It has been more than 50 years since the assassination of President John F. Kennedy shocked the nation, but the case still generates considerable public interest—particularly fragments from the bullets that killed the president, which have been preserved in a temperature and humidity-controlled vault at the National Archives and Records Administration in Washington, DC, for decades. Scientists at the National Institute of Standards and Technology (NIST) recently teamed up with forensic experts at the National Archives to digitize the bullets, the better to preserve their features for the conspiracy theorists of tomorrow. All the data should be available in the National Archives’ online catalog sometime in early 2020.
There are two fragments of the bullets that killed JFK—one that hit him in the neck and another that hit him in the back of the head—as well as the so-called “stretcher bullet.” That’s the bullet that struck the president and also Texas Governor John Connally, found lying near the latter’s stretcher at the hospital. Also in the archives: two bullets used in a test firing of the assassin’s rifle for forensic matching purposes.
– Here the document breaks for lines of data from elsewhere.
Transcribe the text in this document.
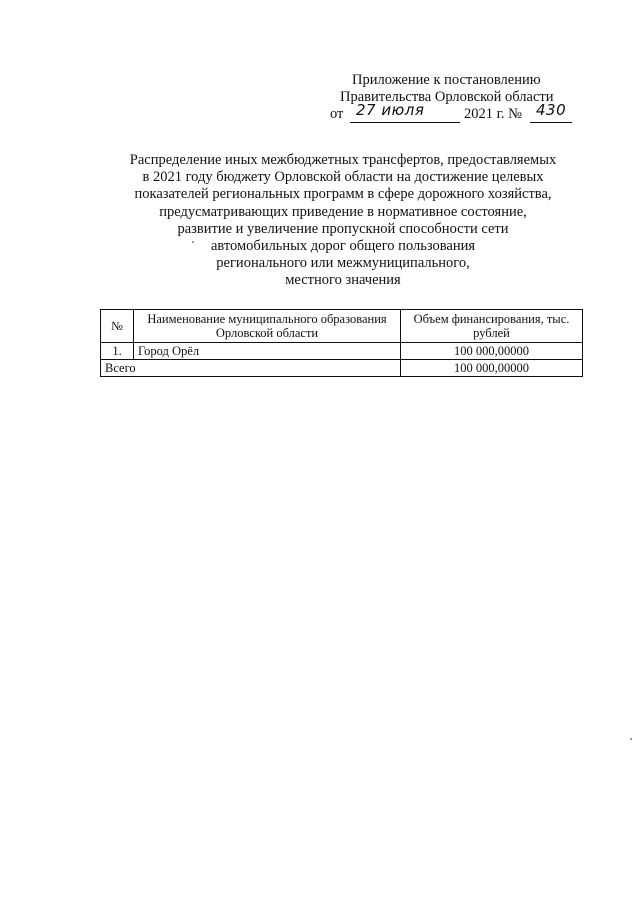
Приложение к постановлению
Правительства Орловской области
от 27 июля	2021 г. № 430
Распределение иных межбюджетных трансфертов, предоставляемых
в 2021 году бюджету Орловской области на достижение целевых
показателей региональных программ в сфере дорожного хозяйства,
предусматривающих приведение в нормативное состояние,
развитие и увеличение пропускной способности сети
автомобильных дорог общего пользования
регионального или межмуниципального,
местного значения
№	Наименование муниципального образования Орловской области	Объем финансирования, тыс. рублей
1.	Город Орёл	100 000,00000
Всего		100 000,00000
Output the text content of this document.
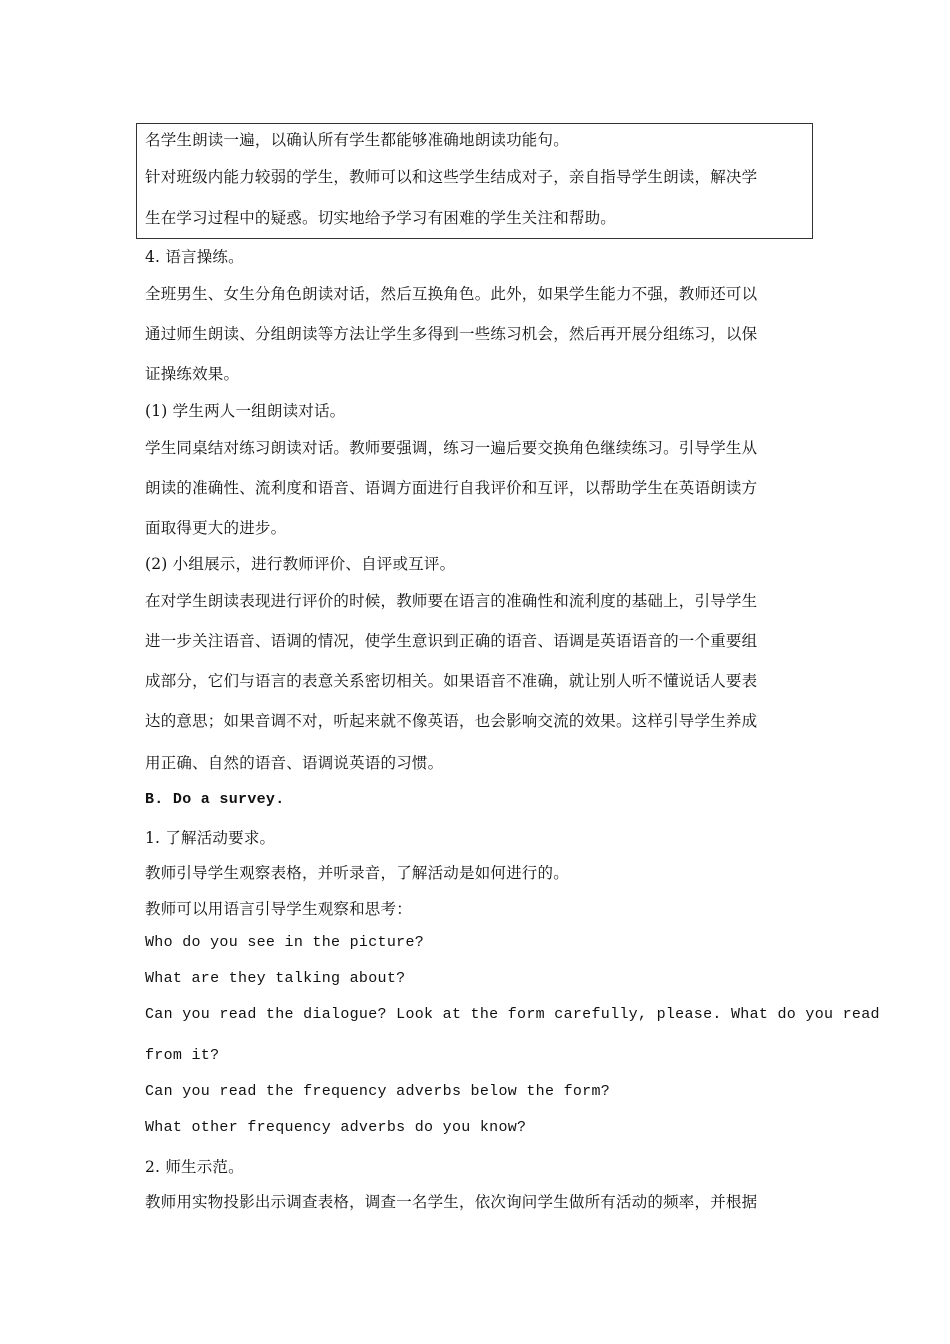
名学生朗读一遍，以确认所有学生都能够准确地朗读功能句。
针对班级内能力较弱的学生，教师可以和这些学生结成对子，亲自指导学生朗读，解决学
生在学习过程中的疑惑。切实地给予学习有困难的学生关注和帮助。
4. 语言操练。
全班男生、女生分角色朗读对话，然后互换角色。此外，如果学生能力不强，教师还可以
通过师生朗读、分组朗读等方法让学生多得到一些练习机会，然后再开展分组练习，以保
证操练效果。
(1) 学生两人一组朗读对话。
学生同桌结对练习朗读对话。教师要强调，练习一遍后要交换角色继续练习。引导学生从
朗读的准确性、流利度和语音、语调方面进行自我评价和互评，以帮助学生在英语朗读方
面取得更大的进步。
(2) 小组展示，进行教师评价、自评或互评。
在对学生朗读表现进行评价的时候，教师要在语言的准确性和流利度的基础上，引导学生
进一步关注语音、语调的情况，使学生意识到正确的语音、语调是英语语音的一个重要组
成部分，它们与语言的表意关系密切相关。如果语音不准确，就让别人听不懂说话人要表
达的意思；如果音调不对，听起来就不像英语，也会影响交流的效果。这样引导学生养成
用正确、自然的语音、语调说英语的习惯。
B. Do a survey.
1. 了解活动要求。
教师引导学生观察表格，并听录音，了解活动是如何进行的。
教师可以用语言引导学生观察和思考：
Who do you see in the picture?
What are they talking about?
Can you read the dialogue? Look at the form carefully, please. What do you read
from it?
Can you read the frequency adverbs below the form?
What other frequency adverbs do you know?
2. 师生示范。
教师用实物投影出示调查表格，调查一名学生，依次询问学生做所有活动的频率，并根据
The curators from the National Archives were on site while all the analysis was being done, locking up the precious artifacts in a safe every night to ensure their safety. The biggest challenge, according to NIST’s Thomas Brian Renegar, was figuring out how to make measurements in sufficient detail to create the kind of 3D models they needed. For instance, “How do we hold the artifacts safely and securely?” he told Ars. “We don’t want them moving while we’re doing the scans, but we need to hold them carefully so as not to damage the artifacts.” The fragments in particular are also badly warped and twisted, making surface scanning difficult.
A typical ballistic analysis might focus primarily on the striations or markings to connect them to the firearm that produced them. The NIST team was much more thorough for their digital scans, measuring billions of points on the surface and generating some 360GB of data in the process. “Our task was to digitally preserve the entire object as best we could,” Renegar told Ars. “So we tried to scan the entire object as much as possible to preserve every nook and cranny on the bullets.”
There were two separate sets of measurements. First, the team used confocal microscopy to take high-resolution images of selected regions on the fragments. Next they used a focus-variation microscope to create a series of images from the surfaces of the bullet fragments at different focal distances. Finally, they used specially designed software to merge all the data together into one 3D model for each artifact. Renegar compared it to “solving a super-complicated 3D puzzle.”
The result: “The virtual artifacts are as close as possible to the real things,” said Martha Murphy, deputy director of government information services at the National Archives. “In some respects, they are better than the originals in that you can zoom in to see microscopic details.”
It’s part of ongoing work at NIST that introduced an open-access online database for ballistic tool marks in 2016. The organization is developing 3D surface mapping methods for future forensic analysis, employing a less subjective statistical approach, enabling forensic analysts to quantify how similar two bullets might be, rather than trying to make a visual match. The standard method is to view pairs of bullets side by side under a split-screen microscope to see if the striations line up.
Even though it was primarily done for historical preservation, and no forensic analysis was conducted, the process of digitizing the JFK assassination bullets tested and validated these new methods for ballistic analysis, on extremely distorted samples—by far the most difficult to analyze.
“A lot of the work [Renegar] did is important to the future because these are very difficult and singular types of samples,” NIST forensic firearms specialist Robert Thompson told Ars. “He was able to develop ways that will be helping forensic scientists and firearms examiners in the future, when this technology becomes more embedded in the crime laboratory. These are actual evidence specimens that are typical of what crime laboratories see all the time and have to analyze.”